Inusitata, per le nostre abitudini, anche la presenza di personale disponibile e preparato e di una ben curata brochure informativa distribuita all’ingresso, scritta sia in italiano che in inglese, che consente di seguire il percorso di visita, tracciato da paline segnaletiche.
La visita al complesso archeologico, a cui si accede dalla via Vittorio Emanuele, è una sorta di suggestiva passeggiata all’interno della storia architettonica di Catania: il restauro ha infatti conservato, sopratutto per necessità strutturali, gran parte delle costruzioni che nel corso dei secoli sono nate sulle fondamenta dell’antico teatro, mettendo in luce la sua complessa vicenda.
Il percorso perciò è un labirinto un po’ tortuoso, che permette di saltare dallo splendore dell’età classica ai nostri giorni. L’ingresso nel teatro adesso è completamente ripulito e ben tenuto; attraversando i tre livelli dei corridoi (ambulacri) si accede alla Casa del terremoto, che, grazie ad alcune maioliche seicentesche, è stata identificata come antecedente al terremoto del 1693.
Attraverso scale e corridoi (non molto chiari nelle indicazioni, in realtà si procede un po’ all’avventura!) si incontrano alcune sale ancora poco utilizzate, ma che sono allestite per la proiezione di filmati o per ospitare piccole mostre e conferenze.
Arrivati in cima alla cavea si gode innanzitutto di uno spettacolo particolarissimo e un po’ straniante: non solo ci si può immedesimare con coloro che, secoli fa, andavano a vedere le rappresentazioni, ma si ha la singolare visione di un teatro invaso dai palazzi, quasi sommerso e inglobato nella città settecentesca.
Da lì poi si trova l’accesso alla casa Liberti, appartamento ottocentesco che è stato mantenuto intatto, e anzi ricostruito per come doveva essere, per offrire uno spaccato della vita di una famiglia borghese di Catania: un balzo dal II secolo d. C. al 1850: ci affacciamo al balcone con…vista teatro!
Si prosegue la visita ritornando nella cavea, dove si può girare in lungo e in largo (non è molto recintata, come forse dovrebbe essere), e si conclude il giro all’aperto con l’Odeon, un gioiello, anche questo sofferente dell’invasione delle case sovrastanti. Queste sovrapposizioni permettono, però, di immaginare “come doveva essere”, di capire che a Catania c’è molto di più di quello che si vede in superficie.

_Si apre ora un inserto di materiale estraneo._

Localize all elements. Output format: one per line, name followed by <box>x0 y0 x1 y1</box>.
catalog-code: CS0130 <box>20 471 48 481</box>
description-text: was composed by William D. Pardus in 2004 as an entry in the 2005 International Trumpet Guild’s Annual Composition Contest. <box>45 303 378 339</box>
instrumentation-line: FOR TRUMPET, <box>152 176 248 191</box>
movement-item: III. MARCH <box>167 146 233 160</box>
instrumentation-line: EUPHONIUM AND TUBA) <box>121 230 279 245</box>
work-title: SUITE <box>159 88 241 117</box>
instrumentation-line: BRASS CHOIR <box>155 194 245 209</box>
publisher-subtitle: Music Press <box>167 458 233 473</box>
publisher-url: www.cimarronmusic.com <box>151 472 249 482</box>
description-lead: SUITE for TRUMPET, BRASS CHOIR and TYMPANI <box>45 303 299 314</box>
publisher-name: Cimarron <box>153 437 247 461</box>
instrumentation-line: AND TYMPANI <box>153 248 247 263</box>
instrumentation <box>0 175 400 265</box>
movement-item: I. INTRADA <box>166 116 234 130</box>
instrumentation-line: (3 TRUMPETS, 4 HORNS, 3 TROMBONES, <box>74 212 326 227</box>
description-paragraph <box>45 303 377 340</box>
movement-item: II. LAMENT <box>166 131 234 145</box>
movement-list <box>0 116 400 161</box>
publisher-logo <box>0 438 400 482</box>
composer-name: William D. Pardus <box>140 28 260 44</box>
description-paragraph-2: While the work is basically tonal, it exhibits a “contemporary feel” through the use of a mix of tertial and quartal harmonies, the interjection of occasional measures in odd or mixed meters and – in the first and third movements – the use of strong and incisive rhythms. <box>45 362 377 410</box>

Il giro termina passando sopra la scaena, in parte piena d’acqua. Si tratta in effetti di un affioramento dell’Amenano, che proprio lì vicino scorre sottoterra. I Romani usavano quelle acque per muovere gli ingranaggi meccanici delle scenografie: spettacolare! Ma ci fosse un cartello che lo spieghi …
Infine alcuni ambienti all’interno, che si affacciano su via Vittorio Emanuele, presentano un piccolo e curato Antiquarium; qui si possono ammirare alcuni frammenti di quella che doveva essere la decorazione marmorea del teatro: fregi, statue e capitelli davvero belli, e ancora poco studiati.
In conclusione: è quasi una cosa seria, ci vorrebbe qualche accortezza tecnica e museologica per rendere tutto più godibile. E magari un po’ di pubblicità, perché certe cose dovrebbero conoscerle gli stessi catanesi.
Interessante in questo senso l’idea – tante (troppe!) volte annunciata e finalmente realizzata – di valorizzare ulteriormente questo gioiello utilizzandolo per spettacoli musicali e teatrali.
Se si pensa poi che, a pochi passi, esiste un altro teatro naturale all’aperto costituito dall’emiciclo di piazza Dante che ha per eccezionale sfondo la facciata della chiesa di s. Nicola, la città può vantare due siti, assolutamente prestigiosi, in cui poter realizzare fior di iniziative culturali estive.
Un’ultima osservazione. Per tutto questo si paga davvero una miseria: pensare di alzare i prezzi per rendere adeguatamente fruibili le nostre bellezze è chiedere troppo?